[Wikipedia-l] 130.94.122.197

Toby Bartels toby at math.ucr.edu
Sat Jul 6 11:45:37 UTC 2002


Mysteriously, wikipedia-l itself wrote:

>Toby Bartels wrote:

>><What links here> no longer indicates what links through redirects.
>>I think that this is a significant loss of function.

>I need to be convinced that this is the right thing to do.
>The redirect pages themselves /are/ listed, and you can likewise
>see a list of what links to them.  If the function automagically
>skipped over redirects to list two-level links mixed with one-
>level links, the list would be a bad picture of the real state
>of the database.  Maybe it could list them separately (i.e.,
>just do a second lookup for every link page found that is a
>redirect).  That's not a bad idea.

Indeed, that's exactly what the old version currently does.
But your new new system is even better.

>>The watchlist no longer watches User: pages or Wikipedia: pages.
>>It's bad enough that User talk: and Wikipedia talk: weren't
>>watched; now it's worse.

>I don't know what you're talking about here.  You can add any page
>from any namespace to your watchlist, and it will work just fine.
>In addition, if you watch an encyclopedia page, it will automatically
>add the corresponding talk page to the watch.

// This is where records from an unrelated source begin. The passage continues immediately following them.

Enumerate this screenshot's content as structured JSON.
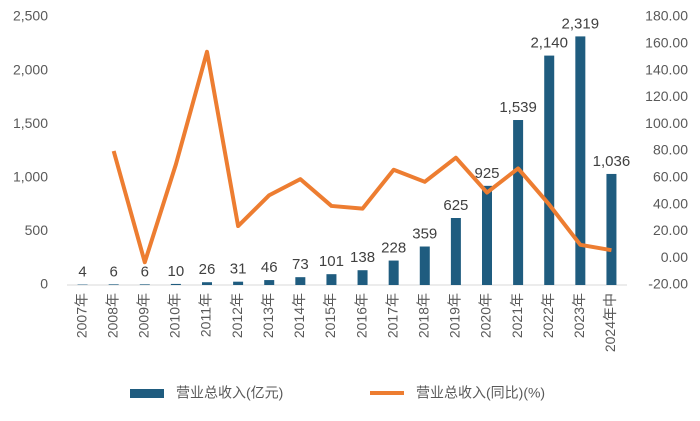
{
  "chart_data": {
    "type": "bar",
    "categories": [
      "2007年",
      "2008年",
      "2009年",
      "2010年",
      "2011年",
      "2012年",
      "2013年",
      "2014年",
      "2015年",
      "2016年",
      "2017年",
      "2018年",
      "2019年",
      "2020年",
      "2021年",
      "2022年",
      "2023年",
      "2024年中"
    ],
    "series": [
      {
        "name": "营业总收入(亿元)",
        "type": "bar",
        "color": "#1f5c7f",
        "values": [
          4,
          6,
          6,
          10,
          26,
          31,
          46,
          73,
          101,
          138,
          228,
          359,
          625,
          925,
          1539,
          2140,
          2319,
          1036
        ],
        "value_labels": [
          "4",
          "6",
          "6",
          "10",
          "26",
          "31",
          "46",
          "73",
          "101",
          "138",
          "228",
          "359",
          "625",
          "925",
          "1,539",
          "2,140",
          "2,319",
          "1,036"
        ]
      },
      {
        "name": "营业总收入(同比)(%)",
        "type": "line",
        "axis": "y2",
        "color": "#ed7d31",
        "values": [
          null,
          80,
          -3,
          70,
          154,
          24,
          47,
          59,
          39,
          37,
          66,
          57,
          75,
          49,
          67,
          40,
          10,
          6
        ]
      }
    ],
    "ylim": [
      0,
      2500
    ],
    "yticks": [
      0,
      500,
      {
        "value": 1000,
        "label": "1,000"
      },
      {
        "value": 1500,
        "label": "1,500"
      },
      {
        "value": 2000,
        "label": "2,000"
      },
      {
        "value": 2500,
        "label": "2,500"
      }
    ],
    "y2lim": [
      -20,
      180
    ],
    "y2ticks": [
      {
        "value": -20,
        "label": "-20.00"
      },
      {
        "value": 0,
        "label": "0.00"
      },
      {
        "value": 20,
        "label": "20.00"
      },
      {
        "value": 40,
        "label": "40.00"
      },
      {
        "value": 60,
        "label": "60.00"
      },
      {
        "value": 80,
        "label": "80.00"
      },
      {
        "value": 100,
        "label": "100.00"
      },
      {
        "value": 120,
        "label": "120.00"
      },
      {
        "value": 140,
        "label": "140.00"
      },
      {
        "value": 160,
        "label": "160.00"
      },
      {
        "value": 180,
        "label": "180.00"
      }
    ],
    "legend": "bottom"
  }
}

I've figured out what's going on.
In the old version, if I watched any page of the form, say, [[*:Wesley]],
then this put [[Wesley]], [[Talk:Wesley]], and [[User:Wesley]]
(but not [[User talk:Wesley]], even if that's the page I watched)
in my watchlist, all as part of watching for [[Wesley]].
In the new system, OTOH, [[Wesley]] and [[Talk:Wesely]] are one thing,
while [[User:Wesley]] and [[User talk:Wesley]] are completely different.
When you converted the database to your new system,
you kept [[Wesley]] on my watchlist, but not [[User:Wesley]].
The only error, then, is in the conversion process.
All the [[User:]] and [[Wikipedia:]] articles were dropped from my watchlist
(because they were never there in the first place, only the [[:]] versions).

>That's a reasonable thing.  Please add it as a feature request to
>Sourceforge so it won't get lost.

Yeah, I didn't see how to do this Sourceforge stuff right away,
which is why I posted all of my comments to the mailing list.
Don't worry, I get it now; what you haven't implemented already
will be there shortly.

>It was previously the exact red color of followed links, and I
>made it a darker red so it wouldn't conflict.  If your followed
>links are purple, that's a personal browser setting.  Most
>browsers use red.

Really?  I've never seen this.  All of my graphical browsers
use purple (by default, that is -- they're all adjustable).
Anyway, if the colours used to conflict and don't know,
then I'll gladly live with *similar* colours to keep others from seeing
*identical* colours.  Maybe even modernise my browsers' settings ^_^.


-- Toby Bartels
   toby at math.ucr.edu


PS: Any idea why I stopped receiving this mailing list around July 2?
    I've been reading it in the archives since then.
    Does this happen by chance sometimes and I just need to resubscribe?